Объектом исследования стали амбулаторные больные в количестве 76 лиц мужского (21 случай наблюдения) и женского (55 случаев наблюдения) пола в возрасте от 18 до 69 лет (средний возраст 39,5 ± 3,4 года), страдающие ОС (бляшечная форма), имевшие очаги поражения 1 (эритематозной) и 2 (индуративной) стадии, не имевшие признаков системности процесса с продолжительностью заболевания от 3 мес. до 20 лет. Ввиду критического сокращения числа участников испытания вследствие использования критериев включения (исключения), в качестве альтернативного рандомизации способа распределения участников по группам наблюдения был использован метод минимизации как единственно способный обеспечить сопоставимость групп по признакам, предположительно влияющим на исход терапии (пол, возраст, продолжительность, клиническая форма заболевания и пр.). Таким образом, при распределении участников по группам наблюдения были сформированы 2 равноценные группы сравнения: группа I (контрольная) и группа II (таблица 2). Значимых различий в степени выраженности оцениваемых клинических проявлений заболевания – эритемы, индурации, площади поражения кожи и пр., а также существенных расхождений в оценке качества жизни на долечебном этапе у представителей обеих групп отмечено не было – исходные показатели в группах сравнения статистически значимо не различаются, p < 0,05; (см. таблицу. 4 – 9, 12).
В целях верификации диагноза в комплекс предварительных диагностических мероприятий, наряду со сбором анамнеза и физикальным обследованием, были включены обязательные исследования, выполненные в соответствии с ныне действующими рекомендациями по диагностике ОС (3, 7). 

В качестве используемых методов лечения применялись:

Общая терапия ОС, применя-емая ко всем участникам клинических испытаний (базовый курс).

Препарат 1 – бензилпенициллина натриевая соль в/м по 1 млн ЕД 2 раза в сутки, 15 дней, 2 курса с интервалом в 30 дней.
Препарат 2 – гиалуронидаза в/м по 64 УЕ 1 раз в сутки через день, № 30.
Препарат 3 – пентоксифиллин внутрь по 400 мг 1-2 раза в сутки ежедневно, 60 дней.
Препарат 4 – депротеинизированный гемодериват из крови телят (Актовегин) в/м по 5 мл ежедневно, 15 дней, 2 курса с интервалом в 15 дней.
Препарат 5 – α-токоферола ацетат внутрь по 200 мг 2 раза в сутки ежедневно, 60 дней.

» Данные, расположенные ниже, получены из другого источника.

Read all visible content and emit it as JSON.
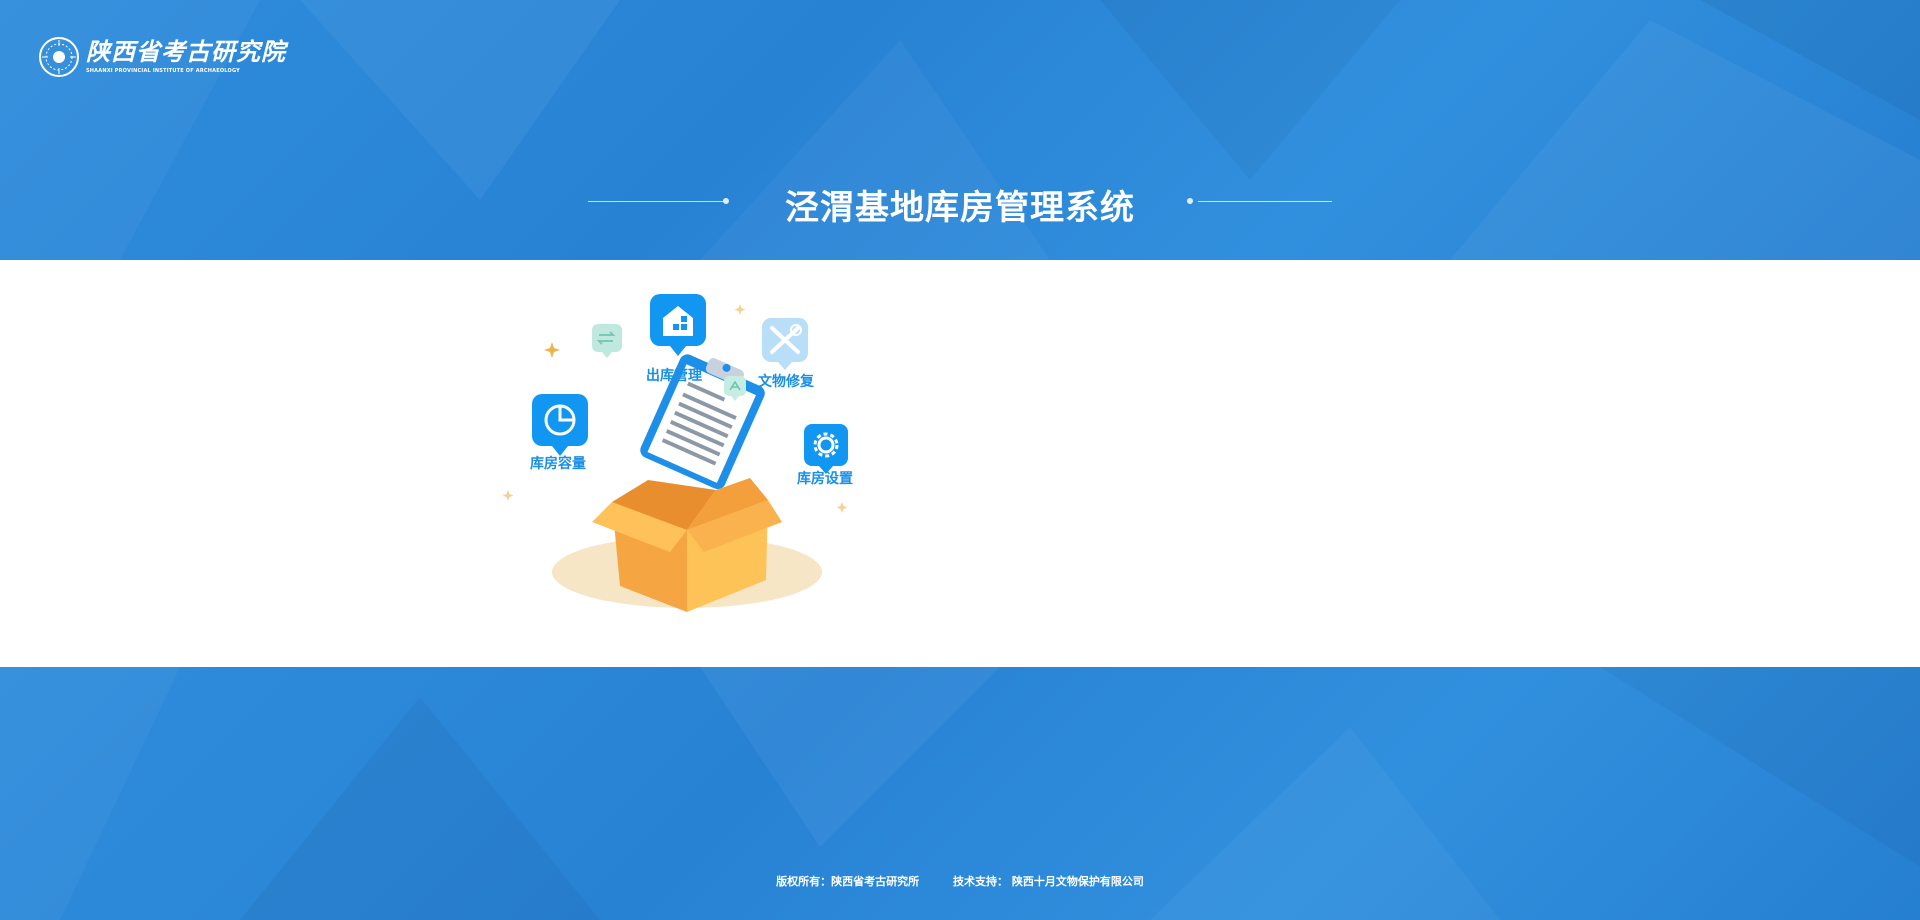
{
  "header": {
    "logo_cn": "陕西省考古研究院",
    "logo_en": "SHAANXI PROVINCIAL INSTITUTE OF ARCHAEOLOGY",
    "title": "泾渭基地库房管理系统"
  },
  "illustration": {
    "items": [
      {
        "label": "出库管理",
        "icon": "warehouse-out-icon"
      },
      {
        "label": "文物修复",
        "icon": "repair-tools-icon"
      },
      {
        "label": "库房容量",
        "icon": "pie-chart-icon"
      },
      {
        "label": "库房设置",
        "icon": "gear-icon"
      }
    ]
  },
  "footer": {
    "copyright": "版权所有：陕西省考古研究所",
    "support": "技术支持：  陕西十月文物保护有限公司"
  },
  "colors": {
    "background": "#2a86d6",
    "accent": "#1b8fe6",
    "box": "#f7a93c"
  }
}
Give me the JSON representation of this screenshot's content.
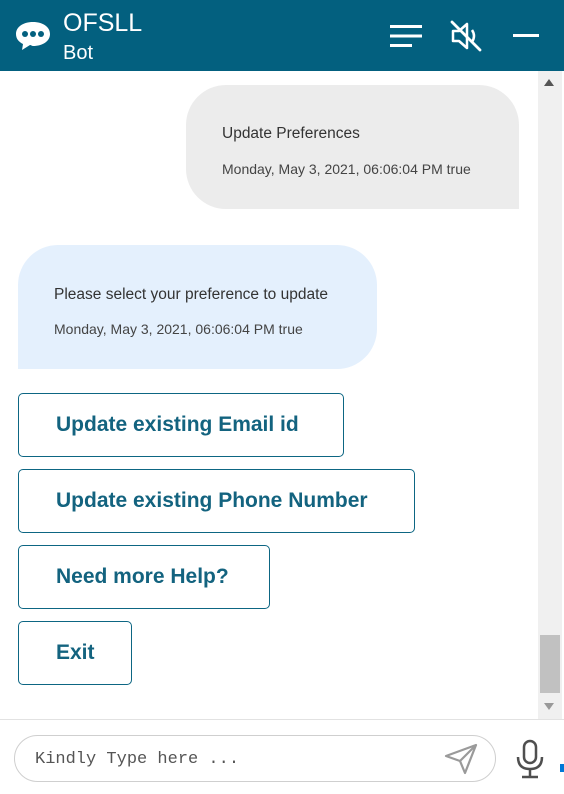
{
  "header": {
    "title": "OFSLL",
    "subtitle": "Bot",
    "icons": {
      "bot": "chat-bubble-icon",
      "menu": "hamburger-menu-icon",
      "mute": "speaker-muted-icon",
      "minimize": "minimize-icon"
    },
    "background_color": "#03607f"
  },
  "conversation": {
    "user_message": {
      "text": "Update Preferences",
      "timestamp": "Monday, May 3, 2021, 06:06:04 PM true"
    },
    "bot_message": {
      "text": "Please select your preference to update",
      "timestamp": "Monday, May 3, 2021, 06:06:04 PM true"
    },
    "actions": [
      {
        "label": "Update existing Email id"
      },
      {
        "label": "Update existing Phone Number"
      },
      {
        "label": "Need more Help?"
      },
      {
        "label": "Exit"
      }
    ],
    "colors": {
      "user_bubble": "#ececec",
      "bot_bubble": "#e4f0fd",
      "action_text": "#13637f"
    }
  },
  "footer": {
    "input_placeholder": "Kindly Type here ...",
    "input_value": "",
    "icons": {
      "send": "send-paper-plane-icon",
      "mic": "microphone-icon"
    }
  }
}
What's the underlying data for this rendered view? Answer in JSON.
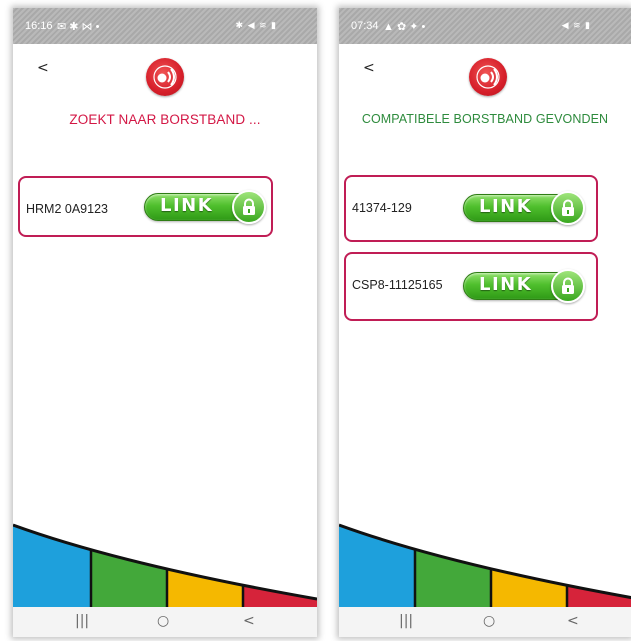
{
  "left_screen": {
    "status_time": "16:16",
    "status_left_icons": "✉ ✱ ⋈ •",
    "status_right_icons": "✱ ◀ ≋ ▮",
    "back_label": "<",
    "title": "ZOEKT NAAR BORSTBAND ...",
    "devices": [
      {
        "name": "HRM2 0A9123",
        "button_label": "LINK"
      }
    ],
    "nav": {
      "recents": "|||",
      "home": "○",
      "back": "<"
    }
  },
  "right_screen": {
    "status_time": "07:34",
    "status_left_icons": "▲ ✿ ✦ •",
    "status_right_icons": "◀ ≋ ▮",
    "back_label": "<",
    "title": "COMPATIBELE BORSTBAND GEVONDEN",
    "devices": [
      {
        "name": "41374-129",
        "button_label": "LINK"
      },
      {
        "name": "CSP8-11125165",
        "button_label": "LINK"
      }
    ],
    "nav": {
      "recents": "|||",
      "home": "○",
      "back": "<"
    }
  },
  "colors": {
    "title_searching": "#d31745",
    "title_found": "#2e8b3d",
    "card_border": "#c01d55",
    "link_green": "#4fbf2d",
    "wave_blue": "#1ea0dc",
    "wave_green": "#43a83a",
    "wave_yellow": "#f5b800",
    "wave_red": "#d6233a"
  },
  "icons": [
    "back-arrow-icon",
    "heart-signal-logo-icon",
    "lock-icon",
    "recents-icon",
    "home-icon",
    "nav-back-icon"
  ]
}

Местная терапия ОС, применяемая в зависимости от принадлежности участников к группе сравнения.

В I группе:
Препарат 1 – гидрокортизона бутират – аппликации или окклюзионные повязки 1 раз в сутки, 15 дней, 2 курса с интервалом в 15 дней.
Препарат 2 – депротеинизированный гемолизат из крови телят (Солкосерил) мазь 5% 2 раза в сутки ежедневно, 60 дней.
Препарат 3 – гепарин натрия + бензокаин + бензилникотинат (мазь) 2 раза в сутки 15 дней, 2 курса с интервалом в 15 дней.

Во II группе:
Изучаемый препарат – крем (гель) «Эгаллохит» (Галадерм) – 10% эпигаллокатехин-3-галлат; 2 раза в сутки ежедневно, 60 дней (таблица 3).

В качестве методов инструментальной (аппаратной) диагностики были использованы:
  • бинокулярная дистанционная дермоскопия, дигитальная фотосъемка, фотопротокол с последующим вычислением площадей поражения на основании их графических TIFF-изображений с использованием программы Data Master 2000 (© 1993, 2003 RRR), предназначенной для визуального редактирования и численной обработки данных;
  • ультрасонография, УЗ-мор-фометрия, трепанационная биопсия, ультразвуковая денсиметрия, гистомикрометрия (выборочно);
  • дигитальная видео- и фотосъемка, фиксация изображений в формате TIFF с последующей обработкой компьютерными методами, включающими в себя анализ цветовых характеристик (колориметрия) объекта;
  • лазерная доплеровская флоуметрия (ЛДФ). Анализ изменений степени интенсивности кровотока в сосудах кожи в очаге поражения и за его пределами до и после лечения.
Методы получения информации: данные клинического наблюдения, анкетирование (таблица 1). Методики – самостоятельное заполнение универсальной формы стандартного опросника, представляющего собой русифицированную версию Dermatology Life Quality Index (DLQI) и опросника, содержащего вопросы, оценива-ющие используемый препарат.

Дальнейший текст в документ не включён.